What about Benecol & Flora Pro-Activ?
These yoghurts & spreads contain plant sterols/stanols, which reduce total serum cholesterol by up to 15%. However, LDL quality is more important than LDL quantity (up to a point) and there is no evidence that these foods save lives.
What about statins?
Statins (HydroxyMethylGlutarate Coenzyme-A Reductase inhibitors) reduce serum cholesterol. They also have anti-inflammatory & anti-clotting effects by reducing levels of the non-sterol derivative mevalonate and subsequent products. Click HERE to see the cholesterol synthesis pathway. Statins save lives in people who have had a heart attack and in men between the ages of 30 and 60. However, younger & older men and women do not get a significant reduction in deaths, (though heart-attack deaths may be reduced) and there can be undesirable side-effects (muscle pains, memory loss etc). I strongly recommend that anyone taking statins, supplements with at least 100mg/day of Co-Q10, as the synthesis of this vital substance is reduced. Note that fish oils have anti-inflammatory, anti-clotting and anti-arrhythmia actions, but don't suppress the production of Co-Q10.
What about dietary cholesterol?
When cholesterol is eaten, the liver produces less cholesterol. An average egg contains about 250mg of cholesterol.
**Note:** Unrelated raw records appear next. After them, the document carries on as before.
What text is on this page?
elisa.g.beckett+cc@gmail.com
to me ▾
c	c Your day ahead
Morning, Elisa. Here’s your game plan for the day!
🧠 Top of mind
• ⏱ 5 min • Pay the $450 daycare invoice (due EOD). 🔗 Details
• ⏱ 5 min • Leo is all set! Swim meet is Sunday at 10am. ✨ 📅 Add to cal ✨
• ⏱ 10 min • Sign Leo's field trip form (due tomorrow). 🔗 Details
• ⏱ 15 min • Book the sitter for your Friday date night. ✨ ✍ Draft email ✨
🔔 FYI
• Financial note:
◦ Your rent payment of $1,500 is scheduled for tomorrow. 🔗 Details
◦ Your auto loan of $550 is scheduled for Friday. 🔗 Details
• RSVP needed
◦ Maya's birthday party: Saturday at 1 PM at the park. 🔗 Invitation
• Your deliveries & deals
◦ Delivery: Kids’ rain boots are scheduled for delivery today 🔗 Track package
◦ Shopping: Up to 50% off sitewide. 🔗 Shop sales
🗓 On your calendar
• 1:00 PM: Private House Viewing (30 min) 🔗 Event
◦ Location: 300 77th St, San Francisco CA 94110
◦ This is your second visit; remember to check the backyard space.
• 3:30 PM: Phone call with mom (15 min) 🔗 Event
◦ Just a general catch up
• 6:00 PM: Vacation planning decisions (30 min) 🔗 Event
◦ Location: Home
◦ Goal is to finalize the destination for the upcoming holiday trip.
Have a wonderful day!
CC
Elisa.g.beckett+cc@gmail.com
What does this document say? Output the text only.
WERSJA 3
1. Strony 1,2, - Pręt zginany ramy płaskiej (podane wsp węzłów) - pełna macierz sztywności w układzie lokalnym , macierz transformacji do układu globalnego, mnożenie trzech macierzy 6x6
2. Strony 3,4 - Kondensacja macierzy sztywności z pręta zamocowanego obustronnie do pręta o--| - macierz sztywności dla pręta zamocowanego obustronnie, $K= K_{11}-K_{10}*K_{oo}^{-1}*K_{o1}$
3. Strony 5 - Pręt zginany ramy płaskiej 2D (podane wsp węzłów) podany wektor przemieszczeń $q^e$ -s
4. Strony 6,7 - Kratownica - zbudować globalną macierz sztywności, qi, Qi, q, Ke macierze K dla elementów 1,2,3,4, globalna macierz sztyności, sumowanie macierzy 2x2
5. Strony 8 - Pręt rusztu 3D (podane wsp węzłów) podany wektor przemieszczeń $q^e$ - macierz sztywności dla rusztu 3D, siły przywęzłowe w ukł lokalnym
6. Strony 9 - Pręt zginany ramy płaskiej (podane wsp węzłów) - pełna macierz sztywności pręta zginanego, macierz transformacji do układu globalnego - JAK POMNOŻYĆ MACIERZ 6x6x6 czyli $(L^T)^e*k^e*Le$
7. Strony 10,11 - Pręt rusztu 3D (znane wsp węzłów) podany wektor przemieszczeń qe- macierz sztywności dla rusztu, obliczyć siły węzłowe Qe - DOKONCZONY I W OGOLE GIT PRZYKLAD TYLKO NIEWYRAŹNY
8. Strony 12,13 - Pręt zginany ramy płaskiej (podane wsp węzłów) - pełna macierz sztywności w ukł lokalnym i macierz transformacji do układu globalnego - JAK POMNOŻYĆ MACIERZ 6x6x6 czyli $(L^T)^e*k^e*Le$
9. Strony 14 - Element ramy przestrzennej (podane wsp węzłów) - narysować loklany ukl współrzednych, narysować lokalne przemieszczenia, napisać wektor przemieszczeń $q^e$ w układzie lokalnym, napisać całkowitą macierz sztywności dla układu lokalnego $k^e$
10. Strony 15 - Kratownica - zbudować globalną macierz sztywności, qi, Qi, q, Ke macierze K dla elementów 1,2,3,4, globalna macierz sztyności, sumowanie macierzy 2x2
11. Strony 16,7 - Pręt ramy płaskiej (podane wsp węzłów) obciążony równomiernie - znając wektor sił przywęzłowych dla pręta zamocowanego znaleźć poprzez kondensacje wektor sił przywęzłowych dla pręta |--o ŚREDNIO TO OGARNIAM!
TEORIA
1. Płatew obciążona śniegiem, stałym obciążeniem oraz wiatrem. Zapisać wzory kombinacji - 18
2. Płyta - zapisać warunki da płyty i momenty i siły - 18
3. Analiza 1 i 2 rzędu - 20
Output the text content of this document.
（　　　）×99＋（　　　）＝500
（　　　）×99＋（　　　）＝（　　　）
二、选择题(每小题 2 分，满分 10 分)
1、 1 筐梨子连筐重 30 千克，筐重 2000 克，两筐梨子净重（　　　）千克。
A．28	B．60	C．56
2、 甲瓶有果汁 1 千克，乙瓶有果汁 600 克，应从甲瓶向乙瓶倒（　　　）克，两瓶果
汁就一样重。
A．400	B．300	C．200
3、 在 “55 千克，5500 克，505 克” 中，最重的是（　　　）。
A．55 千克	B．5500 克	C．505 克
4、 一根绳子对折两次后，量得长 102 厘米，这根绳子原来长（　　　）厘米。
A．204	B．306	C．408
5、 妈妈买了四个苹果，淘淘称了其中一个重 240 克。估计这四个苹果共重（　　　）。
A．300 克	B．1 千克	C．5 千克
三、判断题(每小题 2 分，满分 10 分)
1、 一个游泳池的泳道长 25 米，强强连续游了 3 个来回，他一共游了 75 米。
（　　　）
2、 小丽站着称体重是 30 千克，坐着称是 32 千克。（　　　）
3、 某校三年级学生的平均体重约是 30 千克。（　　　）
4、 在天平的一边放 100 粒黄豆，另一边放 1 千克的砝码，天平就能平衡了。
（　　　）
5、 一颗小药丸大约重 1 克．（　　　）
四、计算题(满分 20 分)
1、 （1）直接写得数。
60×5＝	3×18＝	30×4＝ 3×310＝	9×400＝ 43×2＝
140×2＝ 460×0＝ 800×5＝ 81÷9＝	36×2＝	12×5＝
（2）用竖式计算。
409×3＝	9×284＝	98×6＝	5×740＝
The vast majority of people (who don't have genes for familial hypercholesterolaemia) can eat two eggs a day without significantly affecting their serum cholesterol & triglyceride levels. See Effect of dietary egg on human serum cholesterol and triglycerides, and Eat Whole Eggs All Day and Throw Your Statins Away? 375x Increased Dietary Cholesterol Intake From Eggs Reduces Visceral Fat & Promotes Healthy Cholesterol Metabolism. People with the ApoE4/E4 polymorphism are more sensitive to dietary fat & cholesterol raising serum LDL, and cannot eat fat & cholesterol willy-nilly.
There are a couple of sites that have CVD risk calculators, JBS2 and QRISK®2-2013. The National Institute for Clinical Excellence (NICE) no longer recommends the use of JBS2, as it's overly-pessimistic. Note that CVD mortality isn't the same thing as overall mortality. Slightly higher-than-"normal" total cholesterol level is associated with lower overall mortality, according to Research finds ‘raised’ cholesterol to be associated with a reduced risk of death.